The project’s primary goal is to explore the capabilities of 3D networks, encompassing satellites, drones, and stratospheric gliders, in delivering high-speed communication through the 6G standard across extensive regions. Research objectives encompass expanding network coverage, minimizing latency, and enhancing data rates. While these aspects are under consideration during the ongoing 5G rollout, further technical refinements remain viable. The most significant innovation and central theme of 6G-TakeOff entail the integration of terrestrial (TN) and non-terrestrial networks (NTN). This integration empowers devices to connect to conventional cell towers or establish a 6G link with satellites, drones, or stratospheric gliders, contingent on availability.

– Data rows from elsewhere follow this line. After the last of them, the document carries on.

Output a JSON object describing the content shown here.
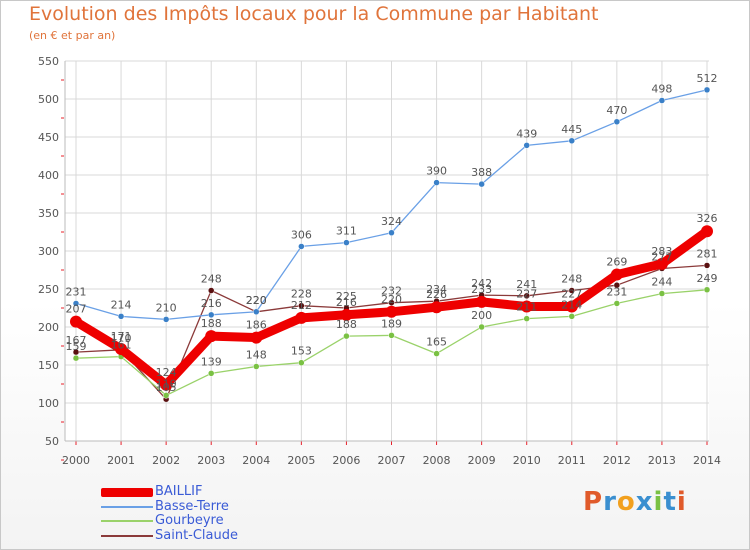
{
  "title": "Evolution des Impôts locaux pour la Commune par Habitant",
  "subtitle": "(en € et par an)",
  "logo": {
    "text": "Proxiti",
    "colors": [
      "#e05a2a",
      "#3a8fd0",
      "#f2a01e",
      "#3a8fd0",
      "#7ac143",
      "#3a8fd0",
      "#e05a2a"
    ]
  },
  "colors": {
    "title": "#e0743b",
    "legend_text": "#3a5bd6",
    "grid": "#d9d9d9",
    "axis_tick": "#e8202a"
  },
  "chart_data": {
    "type": "line",
    "title": "Evolution des Impôts locaux pour la Commune par Habitant",
    "xlabel": "",
    "ylabel": "(en € et par an)",
    "x": [
      "2000",
      "2001",
      "2002",
      "2003",
      "2004",
      "2005",
      "2006",
      "2007",
      "2008",
      "2009",
      "2010",
      "2011",
      "2012",
      "2013",
      "2014"
    ],
    "ylim": [
      50,
      550
    ],
    "yticks": [
      50,
      100,
      150,
      200,
      250,
      300,
      350,
      400,
      450,
      500,
      550
    ],
    "series": [
      {
        "name": "Saint-Claude",
        "color": "#8b3a3a",
        "marker": "#5a1010",
        "values": [
          167,
          170,
          105,
          248,
          220,
          228,
          225,
          232,
          234,
          242,
          241,
          248,
          255,
          277,
          281
        ],
        "labels": [
          "167",
          "170",
          "105",
          "248",
          "220",
          "228",
          "225",
          "232",
          "234",
          "242",
          "241",
          "248",
          "",
          "277",
          "281"
        ]
      },
      {
        "name": "Gourbeyre",
        "color": "#9ad26a",
        "marker": "#7ac143",
        "values": [
          159,
          161,
          110,
          139,
          148,
          153,
          188,
          189,
          165,
          200,
          211,
          214,
          231,
          244,
          249
        ],
        "labels": [
          "159",
          "161",
          "110",
          "139",
          "148",
          "153",
          "188",
          "189",
          "165",
          "200",
          "211",
          "214",
          "231",
          "244",
          "249"
        ]
      },
      {
        "name": "Basse-Terre",
        "color": "#6aa0e6",
        "marker": "#3a80c8",
        "values": [
          231,
          214,
          210,
          216,
          220,
          306,
          311,
          324,
          390,
          388,
          439,
          445,
          470,
          498,
          512
        ],
        "labels": [
          "231",
          "214",
          "210",
          "216",
          "220",
          "306",
          "311",
          "324",
          "390",
          "388",
          "439",
          "445",
          "470",
          "498",
          "512"
        ]
      },
      {
        "name": "BAILLIF",
        "color": "#ee0000",
        "marker": "#ee0000",
        "values": [
          207,
          171,
          124,
          188,
          186,
          212,
          216,
          220,
          226,
          233,
          227,
          227,
          269,
          283,
          326
        ],
        "labels": [
          "207",
          "171",
          "124",
          "188",
          "186",
          "212",
          "216",
          "220",
          "226",
          "233",
          "227",
          "227",
          "269",
          "283",
          "326"
        ]
      }
    ],
    "legend": [
      "BAILLIF",
      "Basse-Terre",
      "Gourbeyre",
      "Saint-Claude"
    ],
    "legend_position": "bottom-left",
    "grid": true
  }
}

Leveraging mmWave frequencies also facilitates a substantial boost in data rates within a confined area through 6G. Although the 5G standard already encompasses frequencies offering these possibilities, 6G is set to greatly expand them. This expansion ultimately results in a notable reduction in latency, enabling real-time communication for applications. This has far-reaching benefits, catering not only to individual users with access to new possibilities in Virtual Reality (VR) or Augmented Reality (AR) but also to industries, IoT (Internet of Things), and novel applications of Machine Learning (ML) and Artificial Intelligence (AI).
Our role
EANT will contribute its expertise in developing reflector antennas and tracking flying objects, with a particular focus on advancing the backhaul links within the project. These links must efficiently transmit established baseband signals, such as LTE or WiFi, directly to the flying nodes, enabling them to function as airborne base stations. This endeavor involves researching algorithms and techniques for managing, synchronizing, and localizing numerous nodes. Additionally, various components for high-frequency signal processing will undergo design and evaluation.
Upon project culmination, research outcomes will undergo demonstration and assessment within two testbeds, in collaboration with fellow project partners. These achieved results will have a direct impact on shaping the 3GPP specification for the 6G standard. Furthermore, working in tandem with partners, the project will explore various usage scenarios and foster the development of product concepts.
This funding initiative is aligned with the High-Tech Strategy 2025, referencing the BMBF announcement “6G Industrial Projects for the Research of Holistic Systems and Subtechnologies for the Mobile Communications of the 6th Generation.”
Characteristics
This groundbreaking unified 3D communication network will exhibit the following innovative attributes:
- Organic Network Behaviour: The network will empower network nodes to dynamically join or exit without necessitating a permanent connection to a ground control station.
- Security Mechanisms: Robust security mechanisms will be in place to authenticate newly added network nodes, even in the absence of a permanent connection to a ground control station.
- The network will possess the capacity to dynamically shift network functionalities, such as radio access and core network, adapting information flows according to prevailing quality-of-service requirements.
- Connectivity Management: An automatic and autonomous connectivity management system will be implemented to monitor connection availability between adjacent network nodes. It will select optimal routes for traffic flow based on resource consumption, energy utilization, and cost efficiency.
- Unified Access: A “unified access” mechanism will be introduced, automatically selecting the best available network access for end-users to meet their communication needs optimally.
- Reconfigurable Hardware/Microelectronics: The communication payloads of flying network nodes will employ reconfigurable hardware and microelectronics to support the dynamic relocation of network functionalities.
- High-Gain Antenna Systems: Both ground-based end devices and flying network nodes will utilize high-gain antenna systems to minimize signal losses over extended distances between network nodes.